The conservation easements mitigation methodology puts emphasis on “off-site” mitigation. We believe this is counterintuitive to DEQ’s goals. If disturbance is happening on site, so too should mitigation where possible. Removing the perpetuity clause opens up more possibilities for on-site mitigation, as it is much more feasible for developers to conserve areas within a property that is already being partially developed for solar, given their pre-existing relationship with landowners and the congruent timelines. Practically speaking, there is a greater chance of success in convincing a landowner who is already participating in solar development to agree to conserve other portions of their property than a third-party who is getting no additional benefits beyond easement payments.

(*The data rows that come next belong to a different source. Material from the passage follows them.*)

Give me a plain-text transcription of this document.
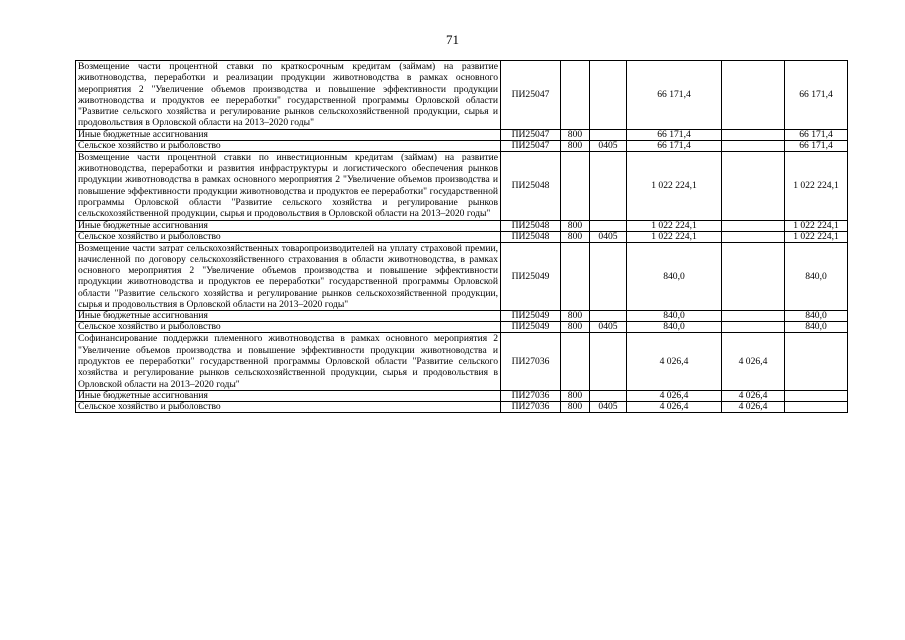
71
Возмещение части процентной ставки по краткосрочным кредитам (займам) на развитие животноводства, переработки и реализации продукции животноводства в рамках основного мероприятия 2 "Увеличение объемов производства и повышение эффективности продукции животноводства и продуктов ее переработки" государственной программы Орловской области "Развитие сельского хозяйства и регулирование рынков сельскохозяйственной продукции, сырья и продовольствия в Орловской области на 2013–2020 годы"	ПИ25047			66 171,4		66 171,4
Иные бюджетные ассигнования	ПИ25047	800		66 171,4		66 171,4
Сельское хозяйство и рыболовство	ПИ25047	800	0405	66 171,4		66 171,4
Возмещение части процентной ставки по инвестиционным кредитам (займам) на развитие животноводства, переработки и развития инфраструктуры и логистического обеспечения рынков продукции животноводства в рамках основного мероприятия 2 "Увеличение объемов производства и повышение эффективности продукции животноводства и продуктов ее переработки" государственной программы Орловской области "Развитие сельского хозяйства и регулирование рынков сельскохозяйственной продукции, сырья и продовольствия в Орловской области на 2013–2020 годы"	ПИ25048			1 022 224,1		1 022 224,1
Иные бюджетные ассигнования	ПИ25048	800		1 022 224,1		1 022 224,1
Сельское хозяйство и рыболовство	ПИ25048	800	0405	1 022 224,1		1 022 224,1
Возмещение части затрат сельскохозяйственных товаропроизводителей на уплату страховой премии, начисленной по договору сельскохозяйственного страхования в области животноводства, в рамках основного мероприятия 2 "Увеличение объемов производства и повышение эффективности продукции животноводства и продуктов ее переработки" государственной программы Орловской области "Развитие сельского хозяйства и регулирование рынков сельскохозяйственной продукции, сырья и продовольствия в Орловской области на 2013–2020 годы"	ПИ25049			840,0		840,0
Иные бюджетные ассигнования	ПИ25049	800		840,0		840,0
Сельское хозяйство и рыболовство	ПИ25049	800	0405	840,0		840,0
Софинансирование поддержки племенного животноводства в рамках основного мероприятия 2 "Увеличение объемов производства и повышение эффективности продукции животноводства и продуктов ее переработки" государственной программы Орловской области "Развитие сельского хозяйства и регулирование рынков сельскохозяйственной продукции, сырья и продовольствия в Орловской области на 2013–2020 годы"	ПИ27036			4 026,4	4 026,4	
Иные бюджетные ассигнования	ПИ27036	800		4 026,4	4 026,4	
Сельское хозяйство и рыболовство	ПИ27036	800	0405	4 026,4	4 026,4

Alternative Mitigation Solutions:
We propose the following mitigation alternative solutions for inclusion into a new regulation proposal. These alternatives were conceptualized with input from other solar energy developers, as well as DEQ staff. Generally, we have stuck to a common theme: more flexibility needs to be provided to developers for mitigation. Conservation easement creation as a mitigation methodology alone is unrealistic, overly burdensome from a cost perspective, and fails to capture innovative ways in which the solar industry can mitigate its impacts. We recognize DEQ has carved out the opportunity for “creative” solutions to mitigate solar development impacts. We appreciate those opportunities, but believe explicitly enumerating alternatives would benefit the speed and feasibility of the PBR process by providing the industry with more options for mitigation
Conclusion
We recognize DEQ is mandated by the Commonwealth, through HB206, to create these regulations. We appreciate the tremendous effort that has gone into the current proposal and agree with the aims of DEQ to disincentivize environmentally harmful solar development. The above comments are meant to refine and create more realistic methodologies to achieve environmental protection goals. We appreciate DEQ’s consideration of these comments and look forward to the new proposal’s release. As a final note, small businesses based in Virginia, such as Hexagon, have spent invaluable time understanding the local community’s needs and developing best-in-class projects based on this information. We believe there is significant alignment in our mission to be a responsible development company and DEQ’s desire to protect environmentally sensitive areas.